For all the talk about e-commerce and the increased demand for piece picking, you’d think the pallet is so 1999. But in Modern’s last three surveys of pallet users, more than 90% of respondents indicated they were using the same or more pallets than the prior year. Yes, we’re shipping more parcels than ever before, but when it comes to getting product from Point A to Point B in truckload and less-than-truckload quantities, the pallet is still indispensable.
More pallets translates into more opportunities for automated palletizing and its cousin, automated depalletizing. In part, that’s being driven by the need for efficiency. In a mass production environment, where thousands of uniform cases are coming off the line and going onto pallets for reserve storage, a palletizer is the most cost-effective way to go.

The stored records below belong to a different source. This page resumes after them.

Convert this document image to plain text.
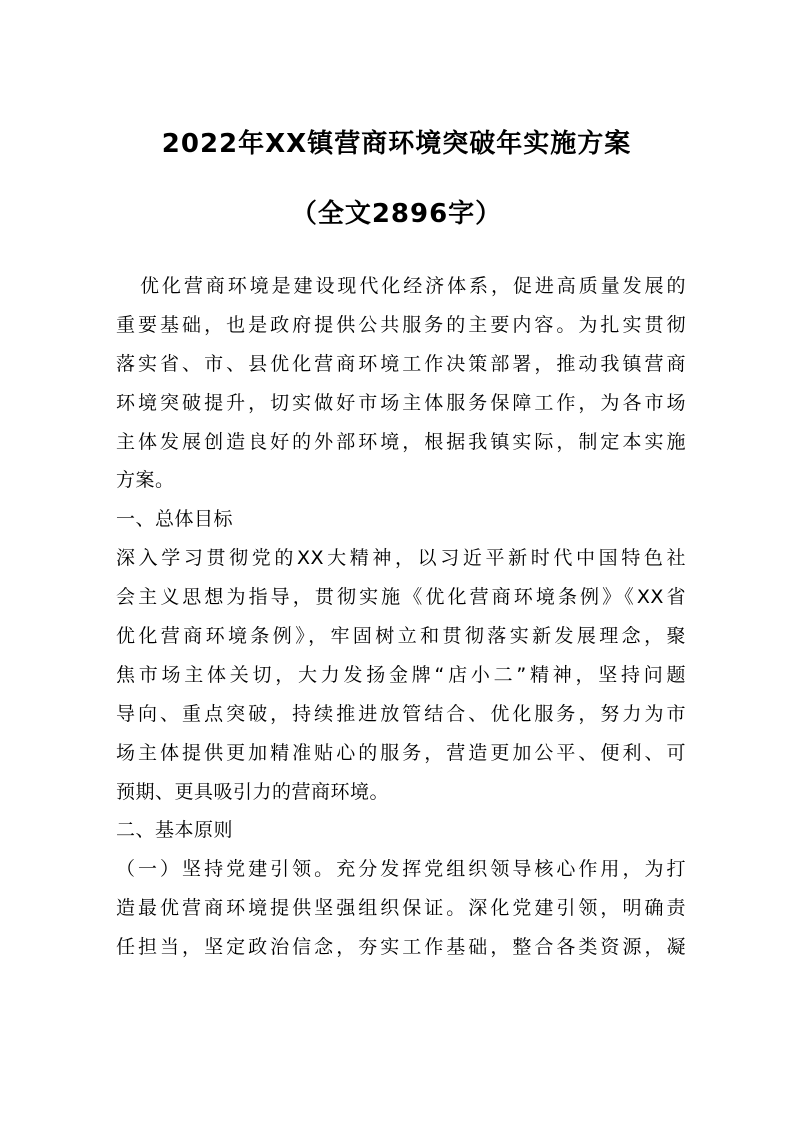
2022年XX镇营商环境突破年实施方案
（全文2896字）
优化营商环境是建设现代化经济体系，促进高质量发展的
重要基础，也是政府提供公共服务的主要内容。为扎实贯彻
落实省、市、县优化营商环境工作决策部署，推动我镇营商
环境突破提升，切实做好市场主体服务保障工作，为各市场
主体发展创造良好的外部环境，根据我镇实际，制定本实施
方案。
一、总体目标
深入学习贯彻党的XX大精神，以习近平新时代中国特色社
会主义思想为指导，贯彻实施《优化营商环境条例》《XX省
优化营商环境条例》，牢固树立和贯彻落实新发展理念，聚
焦市场主体关切，大力发扬金牌“店小二”精神，坚持问题
导向、重点突破，持续推进放管结合、优化服务，努力为市
场主体提供更加精准贴心的服务，营造更加公平、便利、可
预期、更具吸引力的营商环境。
二、基本原则
（一）坚持党建引领。充分发挥党组织领导核心作用，为打
造最优营商环境提供坚强组织保证。深化党建引领，明确责
任担当，坚定政治信念，夯实工作基础，整合各类资源，凝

Addressing complexity with software
Automation loves predictability and simplicity. For that reason, automatically building a single SKU pallet is primarily about speed. Sure, the pattern might change with a new product or new size carton, but that new pattern can be easily stored in the system’s memory. Building mixed SKU pallets, on the other hand, is unpredictable and complex, since no two orders are likely to be the same.
The WES system must also have visibility beyond the four walls of the distribution center to coordinate with upstream flows, adds Linda Grady, national account manager for the systems group at Bastian Solutions. For example, Grady says good software can sequence when to withdraw the pallet, find an ideal staging area, and coordinate between the WES and WMS to determine which pallets to depalletize in which order. “With visibility of what’s being staged in front of the depalletizing area, you can have a pull methodology so everything that goes onto the conveyor has a destination, instead of putting things on and finding a destination later,” Grady says.